Nach einer gründlichen allgemeinen Einführung in die Evolutionstheorie gelingt es Dennett in schlüssiger und recht allgemein verständlicher Form aufzuzeigen,
-warum Darwins Theorie so kraftvoll ist,
-dass sie nicht nur in der Biologie, sondern auch auf ganz anderen Gebieten zu bahnbrechend neuen Einsichten geführt hat und wohl auch noch führen wird und
-warum Darwins Theorie die meisten unserer geliebten Vorstellungen vom Leben nur scheinbar bedroht und ihnen eine neue Grundlage zu geben verspricht.
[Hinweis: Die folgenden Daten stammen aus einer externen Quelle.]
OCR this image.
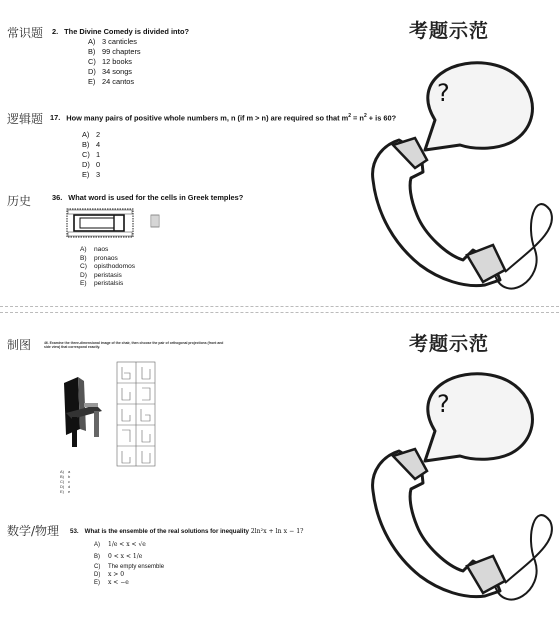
考题示范
常识题
逻辑题
历史
2. The Divine Comedy is divided into?
A) 3 canticles
B) 99 chapters
C) 12 books
D) 34 songs
E) 24 cantos
17. How many pairs of positive whole numbers m, n (if m > n) are required so that $m^2 = n^2$ + is 60?
A) 2
B) 4
C) 1
D) 0
E) 3
36. What word is used for the cells in Greek temples?
A) naos
B) pronaos
C) opisthodomos
D) peristasis
E) peristalsis
?
考题示范
制图
数学/物理
46. Examine the three-dimensional image of the chair, then choose the pair of orthogonal projections (front and side view) that correspond exactly.
A) a
B) b
C) c
D) d
E) e
53. What is the ensemble of the real solutions for inequality 2ln²x + ln x − 1?
A) 1/e < x < √e
B) 0 < x < 1/e
C) The empty ensemble
D) x > 0
E) x < −e
?
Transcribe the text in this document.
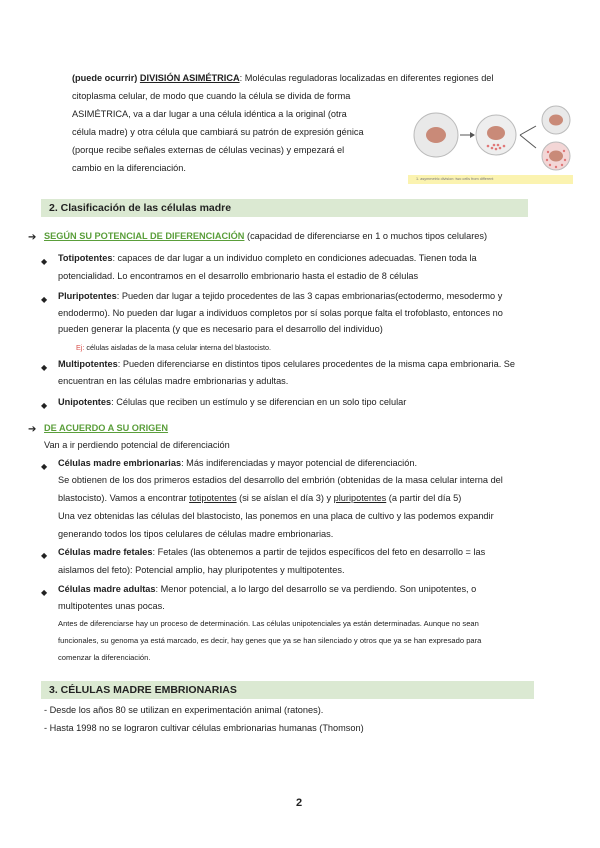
(puede ocurrir) DIVISIÓN ASIMÉTRICA: Moléculas reguladoras localizadas en diferentes regiones del
citoplasma celular, de modo que cuando la célula se divida de forma
ASIMÉTRICA, va a dar lugar a una célula idéntica a la original (otra
célula madre) y otra célula que cambiará su patrón de expresión génica
(porque recibe señales externas de células vecinas) y empezará el
cambio en la diferenciación.
1. asymmetric division: two cells from different
2. Clasificación de las células madre
➔ SEGÚN SU POTENCIAL DE DIFERENCIACIÓN (capacidad de diferenciarse en 1 o muchos tipos celulares)
◆ Totipotentes: capaces de dar lugar a un individuo completo en condiciones adecuadas. Tienen toda la
potencialidad. Lo encontramos en el desarrollo embrionario hasta el estadio de 8 células
◆ Pluripotentes: Pueden dar lugar a tejido procedentes de las 3 capas embrionarias(ectodermo, mesodermo y
endodermo). No pueden dar lugar a individuos completos por sí solas porque falta el trofoblasto, entonces no
pueden generar la placenta (y que es necesario para el desarrollo del individuo)
Ej: células aisladas de la masa celular interna del blastocisto.
◆ Multipotentes: Pueden diferenciarse en distintos tipos celulares procedentes de la misma capa embrionaria. Se
encuentran en las células madre embrionarias y adultas.
◆ Unipotentes: Células que reciben un estímulo y se diferencian en un solo tipo celular
➔ DE ACUERDO A SU ORIGEN
Van a ir perdiendo potencial de diferenciación
◆ Células madre embrionarias: Más indiferenciadas y mayor potencial de diferenciación.
Se obtienen de los dos primeros estadios del desarrollo del embrión (obtenidas de la masa celular interna del
blastocisto). Vamos a encontrar totipotentes (si se aíslan el día 3) y pluripotentes (a partir del día 5)
Una vez obtenidas las células del blastocisto, las ponemos en una placa de cultivo y las podemos expandir
generando todos los tipos celulares de células madre embrionarias.
◆ Células madre fetales: Fetales (las obtenemos a partir de tejidos específicos del feto en desarrollo = las
aislamos del feto): Potencial amplio, hay pluripotentes y multipotentes.
◆ Células madre adultas: Menor potencial, a lo largo del desarrollo se va perdiendo. Son unipotentes, o
multipotentes unas pocas.
Antes de diferenciarse hay un proceso de determinación. Las células unipotenciales ya están determinadas. Aunque no sean
funcionales, su genoma ya está marcado, es decir, hay genes que ya se han silenciado y otros que ya se han expresado para
comenzar la diferenciación.
3. CÉLULAS MADRE EMBRIONARIAS
- Desde los años 80 se utilizan en experimentación animal (ratones).
- Hasta 1998 no se lograron cultivar células embrionarias humanas (Thomson)
2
Das Buch ist hoch interessant für alle Menschen, die sich für Evolution und Philosophie interessieren. Es sei auch allen Menschen empfohlen, die bereit sind, sich kritisch mit der Evolutionstheorie und ihrer eigenen Einstellung zu dieser Theorie auseinander zusetzen.
Leider ist es gegenwärtig vergriffen und im Antiquariat nur zu bizarr anmutenden Preisen zu erhalten. Die gute Nachricht: Es kann in jeder größeren Stadtbibliothek ausgeliehen werden.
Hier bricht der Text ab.